There are some reports correlating AgNOR count and survival in patients suffering from cancers of non-ovarian origin [15, 17, 24, 34]. Chiusa et al., after analysis of 65 cases of prostate cancer in a 3-year follow-up, found patients with G2 prostate cancers and high AgNOR counts to have worse prognosis (similar to G3 cancers) when compared to G2 tumors with low AgNOR counts (similar to G1 cancers) [17]. Kumar et al. identified a significantly worse prognosis and need for more intensive treatment for patients with larger AgNOR counts when compared to patients with lower AgNOR counts [15]. Similar conclusions were postulated for colorectal and bladder cancers [24, 34].
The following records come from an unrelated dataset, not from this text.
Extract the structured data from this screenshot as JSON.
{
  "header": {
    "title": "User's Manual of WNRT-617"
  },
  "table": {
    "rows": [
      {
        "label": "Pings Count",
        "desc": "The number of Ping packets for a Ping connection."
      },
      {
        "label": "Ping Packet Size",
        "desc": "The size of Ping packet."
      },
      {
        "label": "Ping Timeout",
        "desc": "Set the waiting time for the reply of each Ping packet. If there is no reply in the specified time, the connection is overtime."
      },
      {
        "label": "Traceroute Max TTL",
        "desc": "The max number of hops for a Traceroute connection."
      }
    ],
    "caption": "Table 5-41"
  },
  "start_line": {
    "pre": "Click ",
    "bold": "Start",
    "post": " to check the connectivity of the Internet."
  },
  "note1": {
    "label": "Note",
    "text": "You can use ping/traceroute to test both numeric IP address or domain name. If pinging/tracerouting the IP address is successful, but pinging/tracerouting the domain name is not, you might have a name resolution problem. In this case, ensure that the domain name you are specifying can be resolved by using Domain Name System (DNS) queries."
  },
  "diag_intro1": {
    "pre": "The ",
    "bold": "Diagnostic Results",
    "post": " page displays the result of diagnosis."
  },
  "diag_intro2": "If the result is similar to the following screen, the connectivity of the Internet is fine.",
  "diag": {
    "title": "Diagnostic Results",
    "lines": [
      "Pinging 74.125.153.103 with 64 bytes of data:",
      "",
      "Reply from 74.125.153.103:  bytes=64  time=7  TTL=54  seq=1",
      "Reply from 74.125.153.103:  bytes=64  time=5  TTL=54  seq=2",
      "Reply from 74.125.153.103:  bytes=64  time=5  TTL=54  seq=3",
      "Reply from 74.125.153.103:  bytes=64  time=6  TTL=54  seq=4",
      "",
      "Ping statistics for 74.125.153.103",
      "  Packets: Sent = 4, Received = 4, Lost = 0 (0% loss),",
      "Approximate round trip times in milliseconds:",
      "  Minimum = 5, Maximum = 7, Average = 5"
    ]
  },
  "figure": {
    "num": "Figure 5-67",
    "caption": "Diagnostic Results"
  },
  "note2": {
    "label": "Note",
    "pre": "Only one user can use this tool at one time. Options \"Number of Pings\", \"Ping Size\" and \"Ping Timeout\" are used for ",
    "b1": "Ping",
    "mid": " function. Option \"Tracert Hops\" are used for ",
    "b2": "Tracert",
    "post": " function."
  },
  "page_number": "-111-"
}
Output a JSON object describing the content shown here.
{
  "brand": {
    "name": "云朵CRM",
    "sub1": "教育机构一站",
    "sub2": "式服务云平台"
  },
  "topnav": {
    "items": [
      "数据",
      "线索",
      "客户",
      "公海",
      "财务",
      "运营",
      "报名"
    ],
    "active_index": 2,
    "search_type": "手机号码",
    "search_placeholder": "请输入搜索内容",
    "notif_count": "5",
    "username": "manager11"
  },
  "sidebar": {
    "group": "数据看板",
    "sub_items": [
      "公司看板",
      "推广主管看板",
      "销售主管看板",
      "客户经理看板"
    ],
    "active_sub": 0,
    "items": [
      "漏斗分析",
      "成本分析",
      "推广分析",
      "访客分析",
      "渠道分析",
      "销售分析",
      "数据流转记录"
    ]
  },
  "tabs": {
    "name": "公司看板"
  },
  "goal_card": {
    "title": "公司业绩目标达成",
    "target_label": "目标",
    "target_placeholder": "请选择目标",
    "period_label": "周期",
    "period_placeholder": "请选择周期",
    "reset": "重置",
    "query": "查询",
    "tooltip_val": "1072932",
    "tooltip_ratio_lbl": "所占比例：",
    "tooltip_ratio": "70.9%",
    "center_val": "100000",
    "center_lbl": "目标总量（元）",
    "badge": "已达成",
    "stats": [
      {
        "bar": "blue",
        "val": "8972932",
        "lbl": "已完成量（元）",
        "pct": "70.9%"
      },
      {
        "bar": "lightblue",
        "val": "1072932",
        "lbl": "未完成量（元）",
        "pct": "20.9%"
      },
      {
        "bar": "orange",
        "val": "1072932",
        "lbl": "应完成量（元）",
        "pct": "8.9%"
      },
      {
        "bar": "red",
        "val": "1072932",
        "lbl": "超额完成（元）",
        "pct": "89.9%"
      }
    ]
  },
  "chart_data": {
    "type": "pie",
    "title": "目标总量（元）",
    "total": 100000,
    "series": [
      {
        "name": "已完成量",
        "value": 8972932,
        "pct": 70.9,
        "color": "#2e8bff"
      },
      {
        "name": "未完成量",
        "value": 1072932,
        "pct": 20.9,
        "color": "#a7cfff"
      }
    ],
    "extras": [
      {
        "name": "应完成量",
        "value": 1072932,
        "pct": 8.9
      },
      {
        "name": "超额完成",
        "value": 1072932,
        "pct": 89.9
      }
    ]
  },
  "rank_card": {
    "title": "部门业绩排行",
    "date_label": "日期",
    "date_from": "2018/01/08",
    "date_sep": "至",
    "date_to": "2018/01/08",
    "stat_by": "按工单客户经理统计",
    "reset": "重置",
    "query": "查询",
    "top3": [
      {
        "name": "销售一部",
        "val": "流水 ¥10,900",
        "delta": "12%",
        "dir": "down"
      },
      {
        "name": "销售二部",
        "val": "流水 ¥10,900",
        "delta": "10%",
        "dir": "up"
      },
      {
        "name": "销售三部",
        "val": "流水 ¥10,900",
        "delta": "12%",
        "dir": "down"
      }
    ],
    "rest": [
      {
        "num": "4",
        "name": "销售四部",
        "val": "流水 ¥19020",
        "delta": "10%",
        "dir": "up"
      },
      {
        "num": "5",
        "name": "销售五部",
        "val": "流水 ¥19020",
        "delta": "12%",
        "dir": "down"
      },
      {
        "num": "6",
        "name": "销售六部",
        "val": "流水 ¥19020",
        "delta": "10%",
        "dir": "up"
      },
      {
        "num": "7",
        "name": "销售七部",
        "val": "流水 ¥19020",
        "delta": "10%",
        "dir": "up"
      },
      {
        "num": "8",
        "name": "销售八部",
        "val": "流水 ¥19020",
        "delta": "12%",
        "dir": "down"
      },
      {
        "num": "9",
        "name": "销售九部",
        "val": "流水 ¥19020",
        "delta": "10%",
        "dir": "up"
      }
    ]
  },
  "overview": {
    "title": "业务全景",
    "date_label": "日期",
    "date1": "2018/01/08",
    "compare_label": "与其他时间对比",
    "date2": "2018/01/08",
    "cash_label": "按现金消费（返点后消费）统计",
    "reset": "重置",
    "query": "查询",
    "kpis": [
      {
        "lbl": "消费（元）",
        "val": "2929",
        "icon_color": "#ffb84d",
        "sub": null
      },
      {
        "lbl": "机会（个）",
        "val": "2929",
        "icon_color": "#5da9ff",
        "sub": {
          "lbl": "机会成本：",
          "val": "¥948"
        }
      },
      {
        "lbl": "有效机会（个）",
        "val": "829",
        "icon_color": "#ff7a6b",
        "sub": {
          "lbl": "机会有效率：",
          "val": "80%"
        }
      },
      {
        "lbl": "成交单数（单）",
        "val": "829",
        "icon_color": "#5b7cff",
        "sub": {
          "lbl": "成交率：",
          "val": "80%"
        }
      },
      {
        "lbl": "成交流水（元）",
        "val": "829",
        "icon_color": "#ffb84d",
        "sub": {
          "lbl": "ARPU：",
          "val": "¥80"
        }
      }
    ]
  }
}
Finally, the primary goal of a surveillance strategy in patients with serous ovarian cancer is to facilitate the early detection of the disease, but even in such cases the prognosis should be assessed very carefully. New technologies that have been developed over recent years, which enable more precise analysis of cellular proteins, e.g. MALDI mass spectrometry imaging, should be used to better characterize ovarian carcinogenesis and to recognize new prognostic factors in ovarian cancer [36].

Our findings show that the analysis of tumor markers such as AgNORs gives potentially significant information. The AgNOR count can be taken into consideration as a potential additional prognostic indicator in serous ovarian cancer. The low number of patients in our study should be taken into consideration, and the results interpreted with this in mind.

In conclusion, mAgNOR and pAgNOR are useful markers of cellular kinetics and good prognostic factors in serous ovarian cancer. The assessment of sAgNOR should be performed commonly with mAgNOR and pAgNOR to better characterize the cancer. The small number of patients used for this study demands further prospective studies in larger populations to confirm these results.